Moreover, I agree that the color of human skin can be attributed to climatic adaptations. The dark skin is mainly due to the higher melanin level, which protects those living in sunny and hot environmental conditions, particularly in South Asia and Africa, from cancer. Equally, the light skin is due to low melanin levels in the skin, enabling humans living in low environmental conditions to absorb and store vitamin D after hidden behind the clouds. The color variation was strengthened by inbreeding eras when people lived in small groups that were socially and geographically isolated. The inbreeding also resulted in a difference in the nose and head shapes and other facial features so that people from the Mediterranean area looked different from Northern Europeans. Similarly, the West Africans Looked different from the East Africans in skin color and facial features. Despite the facial features and skin color, we are all humans, therefore, no particular race should consider themselves more superior than the other.
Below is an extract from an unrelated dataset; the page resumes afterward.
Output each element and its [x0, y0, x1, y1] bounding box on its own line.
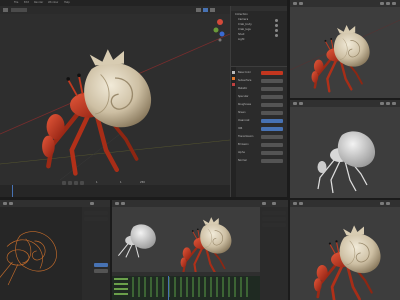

I agree that nonwhite drug users are constantly subjected to cruel punishment by the US’s control systems. There are harsh policies that have been established in the US to reduce the effects of substance abuse in the land (Tiger, 2016). But still, these policies do not apply equally to all people residing in the area. The blacks drug users are often imprisoned as the whites are taken to corrective and rehabilitation centers. The difference in punishment imposed by control systems shows how the whites believe that the African Americans cannot change. Thus, the possible solution is to take them to prison.
In a nutshell, the articles enabled me critically reflect on how racial discrimination began in early civilization. Rebecca Tiger and Herbert Gans presented several essential points that helped me better understand social inequality. They have indicated how whites have used race to rank individuals in the class hierarchy. Similarly, how media plays a part in promoting stereotypes concerning African Americans is also indicated in the articles.
Gans, H. J. (2005). Race as a Class. Contexts, 4(4), 17-21.
Tiger, R. (2017). Race, Class, and the Framing of Drug Epidemics. Contexts, 16(4), 46-51.